Archer was a late omission from last week's 113-run victory over West Indies after it was revealed that he had broken the team's bio-secure protocols following the first Test at the Ageas Bowl, and paid a visit to his flat in Brighton while en route to Manchester.
He was fined £15,000 and handed a written warning, and was required to spend the five-day duration of the Test alone in his hotel room overlooking Emirates Old Trafford as a precaution against a Covid-19 infection.
It was during that period that Archer received racist messages on his Instagram feed, on which he has nearly 300,000 followers, and writing in the Daily Mail, he admitted that he had had doubts about his mental readiness to get back into action.
However, Root insisted that Archer had since overcome his doubts, and had returned to training with "a smile on his face" as England look to build on last week's series-levelling victory and reclaim the Wisden Trophy following their 2-1 defeat in the Caribbean 18 months ago.
"I think Jofra will be ready for it," said Root on the eve of the Test. "He's had two good days of training and he's got a smile on his face. He's bowled at the speed of light over the last couple of days in spicy nets, so it wasn't much fun for our batters.
"It was disgusting to see some of the stuff he's had to put up with over the last week, it really is," Root added. "As a squad we'll try to be around him and make sure he knows we're all there for him.
"No-one should have to deal with that, whether you're a professional sportsman or a kid growing up at school. No-one should go through anything like that and it's deeply disappointing, and there's no other word for it other than disgusting."
Archer's predicament has also drawn sympathy and support from the West Indies camp, in particular their captain Jason Holder, who wrote in his own Daily Mail column that both teams needed to "unite behind him and show as much support as we can". Archer's former mentor, the West Indies assistant coach Roddy Estwick, said that he had been in communication throughout his period of lockdown, and would continue to be "there for him".
It was a sentiment also shared by Root, who admitted that Archer's period of isolation would have been an especially tough time for him - particularly when you are a sportsman with a profile as high as his has become - and that it had been important to sit down with him after his return to the team environment and gauge his well-being at close quarters.
"I had some good conversations with Jofra over the past few days," Root said. "It is really important he's mentally in a good enough place to play the game. That will be factored into things as well. We're all here to support him and get around him, he knows he's not going through this on his own and that is really important.
"It's about being there for him more than anything, trying to spend time with him," Root added. "Nobody in this squad should feel they are isolated or on their own. That can be difficult if you're left in a room at night, thinking about the game. It can be quite a low place sometimes.
"Everyone has felt that, if things are going against you or things that don't feel right. Regardless of if you've got five or six of your closest mates in the team, you can feel lonely.
"It's very important that he's willing to talk to the guys in the dressing room and that we're willing to listen to him.
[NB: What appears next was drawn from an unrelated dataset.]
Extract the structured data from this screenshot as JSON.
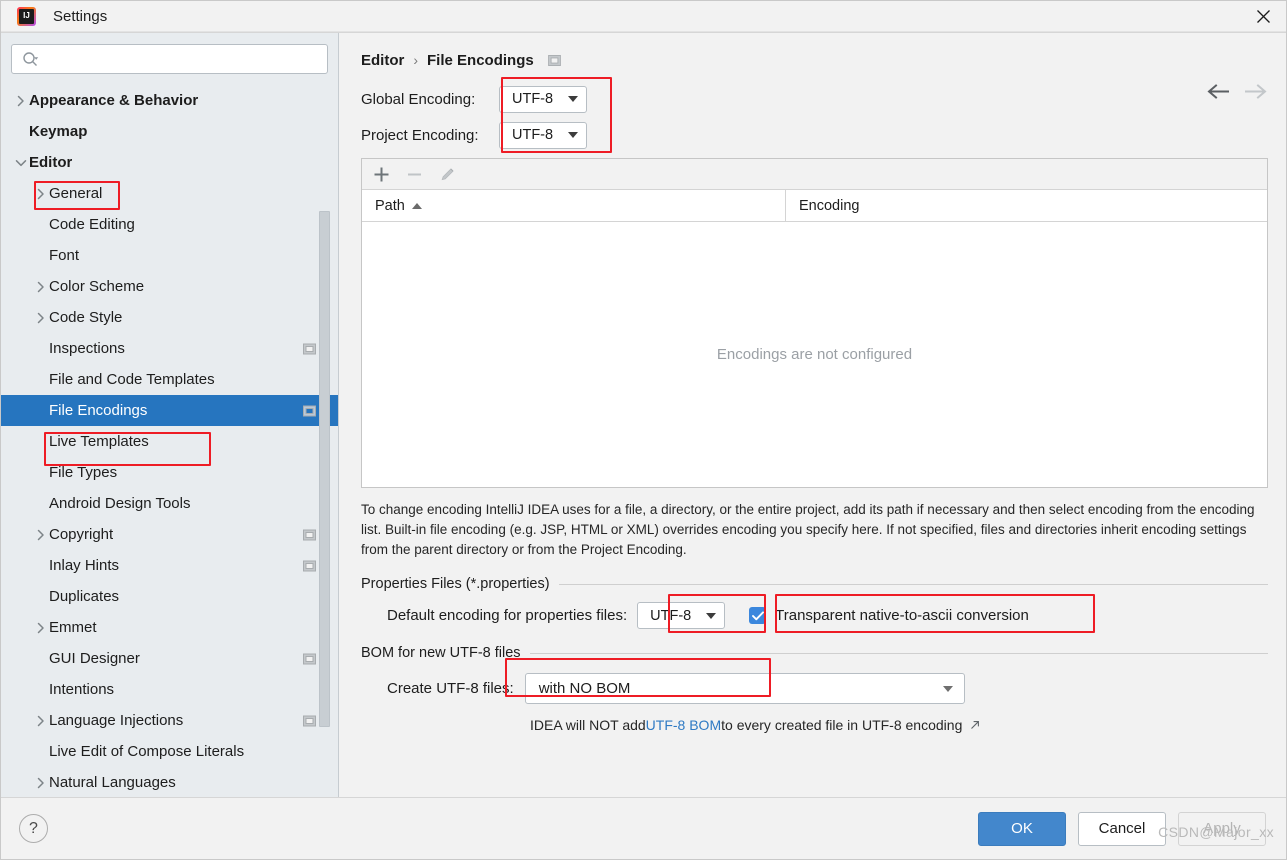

We're desperate for him to be smiling and enjoying his cricket, so it was great to see that in the last couple of days."
While all the signs point to an immediate return to the team, Archer has been named as one of six frontline seamers in England's 14-man squad, comprising each of the bowlers who played in one or other of the first two games.
But with Ben Stokes likely to play as a batsman only after picking up a niggle in the second Test, Archer's versatility as a bowler - not to mention his ability to bowl extreme pace - is likely to tip the balance.
"We need every eventuality covered as a squad," said Ed Smith, England's national selector. "We've got more players we want to pick than there are places in the team. The aim for all of us involved in English cricket is to create the most amount of good headaches that we can.
"The overwhelming feeling with Jofra is that he's available for selection," he added. "He's a spectacular talent and a brilliant cricketer with an exceptional record in England. It's good news for England cricket that he's back in the squad again."
England's final selection will be determined by the Old Trafford surface, having had a sighter of the likely conditions in last week's Test.
"In terms of pace, every captain wants pace in their attack," said Root. "If you look round the world, most teams want guys who can bowl up at 90 mph because they can make things happen when it isn't doing much. Then you factor in the skill of the rest of the guys in the group. We're very fortunate at the moment, it's a very nice place to be."